Architectuur-schilderkunst is die afdeeling der schilderkunst, waarin kunstgewrochten van architectonischen aard zijn opgenomen.
Deze kunst is reeds oud, want men vindt ze reeds op Egyptische gebouwen en gedenkteekenen, op de muurschilderingen te Pompeji en Herculaneum en op Grieksche vazen. Zij verkreeg echter meer zelfstandigheid in de 16de en 17de eeuw, toen de wetten der perspectief met grootere naauwkeurigheid werden toegepast. Men kan de voortbrengselen der architectuur-schilderkunst in twee groepen verdeelen, namelijk in die der stukken van zuiver bouwkunstigen aard, die enkel gebouwen voorstellen, en in architectonische landschappen, waarin het gebouw wel is waar op den voorgrond staat, maar door eene voorstelling van het omringend landschap wordt opgeluisterd.
Reeds in de 15de eeuw onderscheidde zich Benozzo Gozzoli als architectuur-schilder. Met eene weelderige verbeelding schilderde hij fraaije colonnades en sierlijke galerijen, meestal in Toscaanschen stijl. De schilderijen van Ghirlandajo kwamen veel meer overeen met de werkelijkheid. De Venetiaansche school schepte er behagen in, om de kerken en kapellen, waarvoor hunne schilderijen uit de gewijde geschiedenis bestemd waren, op den achtergrond dezer stukken te plaatsen. Paus Innocentius VIII deed Pintoricchio in Vlaamschen trant eene reeks van stadsgezigten schilderen. In dien tijd namelijk hadden reeds de gebroeders van Eyk het voorbeeld gegeven van eene zorgvuldige behandeling van het bijwerk, waartoe vooral huizen behoorden.
Eerst tegen het einde der 16de eeuw kwamen de schilders der Nederlandsche school er toe, architectonische voorwerpen als hoofdzaken te schilderen. Aan hun hoofd staat P. Neefs, die het binnenste van Germaansche kerken in spitsbogenstijl keurig op het doek bragt, en in het midden der 17de eeuw leefde Steenwijck junior, die bij voorkeur gevangenissen schilderde met allerlei licht en stoffage. Ook van der Heyden wijdde zijne krachten aan de bouw-schilderkunst. Andere kunstenaars bragten het inwendige van kerken, vooral van Italiaanschen stijl, voorts paleizen met zuilen, alsmede bevallige huiskamers op het doek, zooals Blick, van Deelen, E. de Ville, Johan Ghering enz. Meesterlijk is vooral een stuk van Ruysdael in dit genre, namelijk eene Amsterdamsche kerk van binnen. In de volgende eeuw schitterden als architectuur-schilders de Venetiaan Canale en zijn neef Bellotto, ook wel Canaletto genaamd, door hunne stadsgezigten, vooral door hunne straten van Venetië. Men vindt hunne gewrochten in het Muséum te Dresden.

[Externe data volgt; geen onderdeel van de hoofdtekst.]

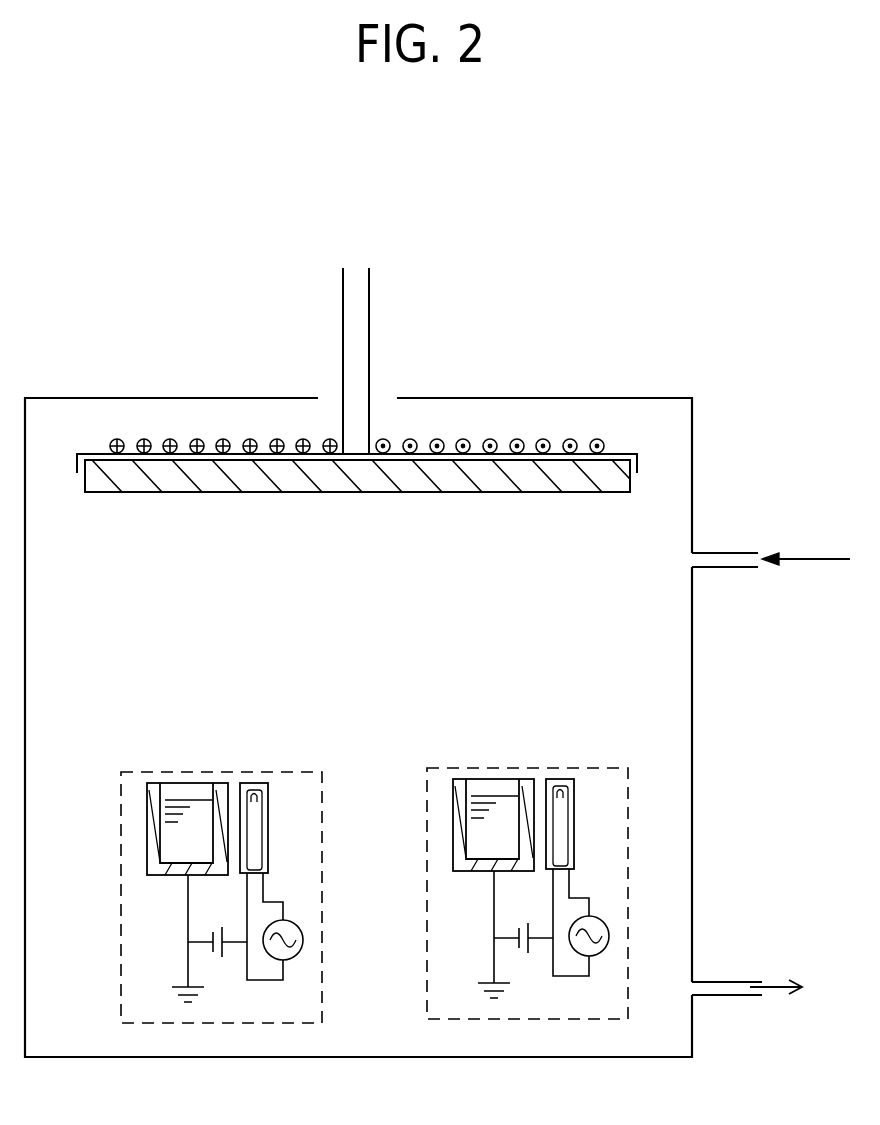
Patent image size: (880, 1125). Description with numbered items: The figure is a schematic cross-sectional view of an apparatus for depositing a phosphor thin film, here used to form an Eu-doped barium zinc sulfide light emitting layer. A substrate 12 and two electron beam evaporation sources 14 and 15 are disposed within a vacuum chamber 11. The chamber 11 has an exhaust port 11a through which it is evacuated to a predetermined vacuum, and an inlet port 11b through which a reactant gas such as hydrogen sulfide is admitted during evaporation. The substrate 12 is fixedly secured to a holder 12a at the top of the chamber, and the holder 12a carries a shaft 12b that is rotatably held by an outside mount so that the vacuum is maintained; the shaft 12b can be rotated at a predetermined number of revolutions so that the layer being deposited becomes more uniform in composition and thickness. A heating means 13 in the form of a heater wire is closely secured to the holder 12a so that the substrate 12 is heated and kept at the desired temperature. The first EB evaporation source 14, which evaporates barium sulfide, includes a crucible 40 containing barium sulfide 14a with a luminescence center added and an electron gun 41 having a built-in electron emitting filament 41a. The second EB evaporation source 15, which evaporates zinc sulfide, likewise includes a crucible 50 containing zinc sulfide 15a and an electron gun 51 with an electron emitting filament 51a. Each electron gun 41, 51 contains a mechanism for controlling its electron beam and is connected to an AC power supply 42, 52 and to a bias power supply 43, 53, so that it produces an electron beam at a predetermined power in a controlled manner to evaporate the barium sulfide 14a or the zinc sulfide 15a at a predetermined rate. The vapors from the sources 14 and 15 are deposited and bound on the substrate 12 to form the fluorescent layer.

The vacuum chamber 11 is at (588, 398).
The exhaust port 11a is at (722, 997).
The inlet port 11b is at (712, 553).
The substrate 12 is at (387, 485).
The holder 12a is at (640, 455).
The shaft 12b is at (369, 328).
The heating means 13 is at (468, 440).
The EB evaporation source 14 is at (514, 875).
The barium sulfide 14a is at (440, 798).
The crucible 40 is at (442, 833).
The electron gun 41 is at (605, 811).
The electron emitting filament 41a is at (615, 826).
The AC power supply 42 is at (609, 922).
The bias power supply 43 is at (526, 965).
The EB evaporation source 15 is at (197, 770).
The zinc sulfide 15a is at (163, 815).
The crucible 50 is at (157, 870).
The electron gun 51 is at (268, 783).
The electron emitting filament 51a is at (262, 800).
The AC power supply 52 is at (302, 940).
The bias power supply 53 is at (228, 953).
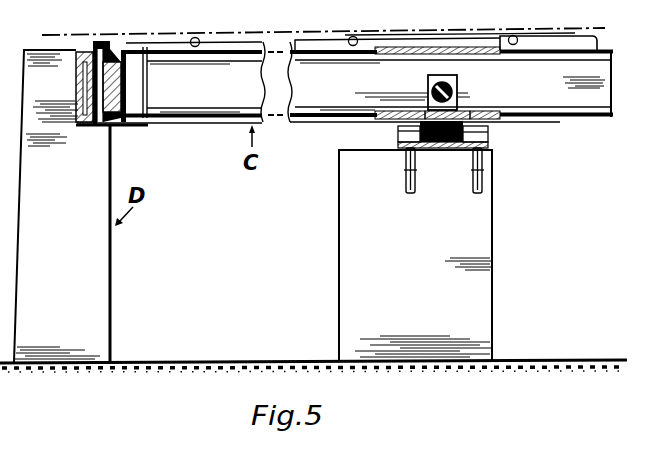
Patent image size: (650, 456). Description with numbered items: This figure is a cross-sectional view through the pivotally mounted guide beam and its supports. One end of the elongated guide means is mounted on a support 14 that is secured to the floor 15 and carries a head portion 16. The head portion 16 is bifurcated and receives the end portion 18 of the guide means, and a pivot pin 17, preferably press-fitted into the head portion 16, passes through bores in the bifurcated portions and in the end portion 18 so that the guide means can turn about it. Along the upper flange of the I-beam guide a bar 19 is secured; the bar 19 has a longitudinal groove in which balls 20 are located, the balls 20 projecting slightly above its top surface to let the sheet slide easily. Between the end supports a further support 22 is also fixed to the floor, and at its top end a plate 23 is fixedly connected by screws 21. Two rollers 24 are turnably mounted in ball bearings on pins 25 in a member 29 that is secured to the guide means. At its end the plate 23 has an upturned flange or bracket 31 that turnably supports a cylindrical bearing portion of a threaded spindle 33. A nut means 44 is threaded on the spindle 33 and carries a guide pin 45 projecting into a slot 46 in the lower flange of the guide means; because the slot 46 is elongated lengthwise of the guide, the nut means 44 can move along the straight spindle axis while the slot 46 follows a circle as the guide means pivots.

The support 14 is at (97, 270).
The floor 15 is at (166, 364).
The head portion 16 is at (36, 62).
The pivot pin 17 is at (97, 126).
The end portion 18 is at (76, 88).
The bar 19 is at (590, 36).
The balls 20 is at (513, 33).
The screws 21 is at (473, 180).
The support 22 is at (344, 246).
The plate 23 is at (452, 148).
The rollers 24 is at (418, 127).
The pins 25 is at (489, 132).
The member 29 is at (487, 112).
The upturned flange 31 is at (489, 143).
The threaded spindle 33 is at (428, 88).
The nut means 44 is at (457, 79).
The guide pin 45 is at (412, 112).
The slot 46 is at (465, 101).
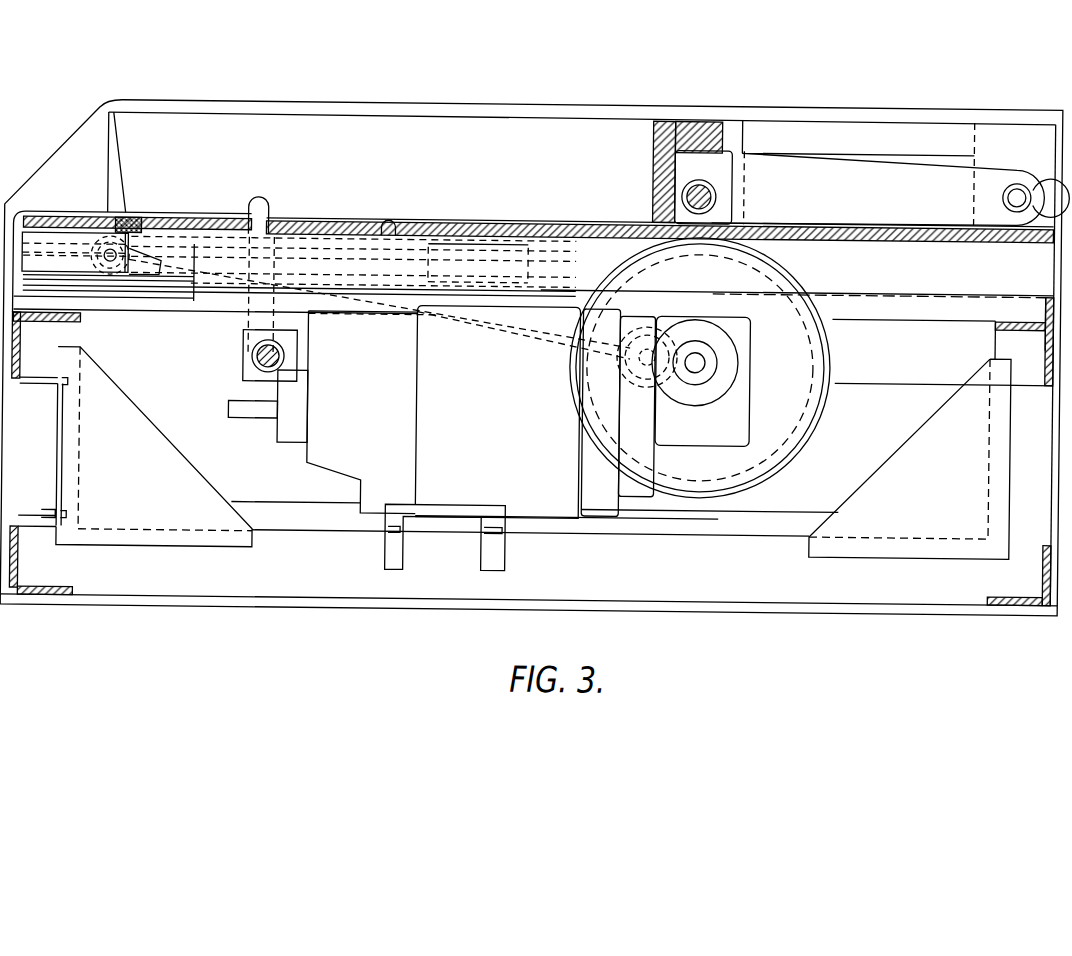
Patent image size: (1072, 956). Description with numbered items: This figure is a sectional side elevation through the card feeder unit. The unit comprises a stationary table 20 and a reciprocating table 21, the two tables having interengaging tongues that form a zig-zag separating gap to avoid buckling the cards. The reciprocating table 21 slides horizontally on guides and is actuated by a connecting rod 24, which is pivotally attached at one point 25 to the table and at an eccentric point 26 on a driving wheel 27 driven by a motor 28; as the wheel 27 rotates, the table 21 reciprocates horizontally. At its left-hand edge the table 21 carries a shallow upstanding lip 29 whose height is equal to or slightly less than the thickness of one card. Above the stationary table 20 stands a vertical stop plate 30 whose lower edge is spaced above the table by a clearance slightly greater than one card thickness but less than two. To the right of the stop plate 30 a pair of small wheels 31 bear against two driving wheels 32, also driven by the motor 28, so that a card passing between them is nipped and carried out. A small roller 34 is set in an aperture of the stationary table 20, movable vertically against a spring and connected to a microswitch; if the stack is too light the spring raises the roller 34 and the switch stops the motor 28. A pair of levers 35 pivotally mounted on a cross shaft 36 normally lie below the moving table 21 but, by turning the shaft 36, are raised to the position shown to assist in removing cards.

The stationary table 20 is at (546, 222).
The reciprocating table 21 is at (156, 222).
The connecting rod 24 is at (477, 304).
The pivotal attachment to the table 25 is at (110, 266).
The eccentric pivot point 26 is at (647, 337).
The driving wheel 27 is at (825, 370).
The motor 28 is at (508, 460).
The upstanding lip 29 is at (120, 222).
The stop plate 30 is at (651, 152).
The small wheels 31 is at (722, 186).
The driving wheels 32 is at (819, 303).
The roller 34 is at (387, 222).
The levers 35 is at (263, 205).
The cross shaft 36 is at (258, 369).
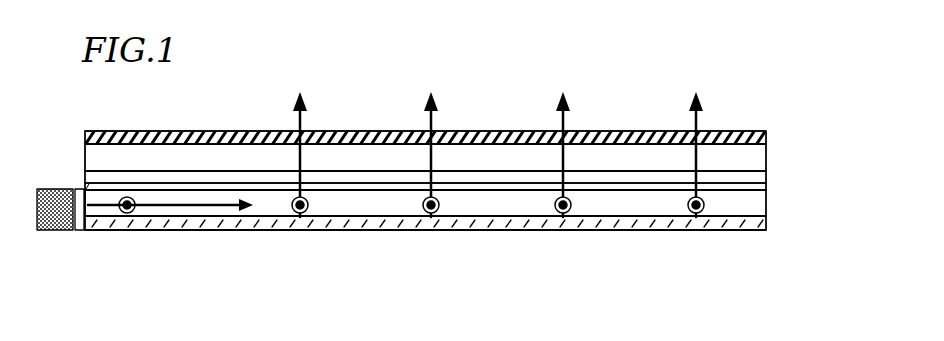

Vooral in onze eeuw hebben zich vele schilders op dat gedeelte der kunst toegelegd. Onder hen bekleedde Schinkel eene voorname plaats, die het inwendige van de St. Pieterskerk te Rome en van den Dom te Milaan op eene indrukwekkende wijze heeft voorgesteld. Ook in het schilderen van schouwburgdécoratiën was hij zeer bedreven. In dit vak heeft vooral Paul Gropius veel voortreffelijks geleverd, zooals in de hoofdkerk te Rheims “De maagd van Orléans.” Ook de dioramas van dien kunstenaar zijn wereldberoemd. Domenico Quaglio, overleden in 1837, bragt de architectuur-schilderkunst in olieverf tot eene aanmerkelijke hoogte. Van de schilders, die zich daarop met ijver toelegden of nog toeleggen, noemen wij Hasenpflug te Halberstadt, Ainmuller en Vermeersch te München, Pulian te Dusseldorf, Konrad te Keulen, Granet (♰ 1849) in Frankrijk, en in ons Vaderland wijlen Waldorp, benevens Bosboom en ten Kate.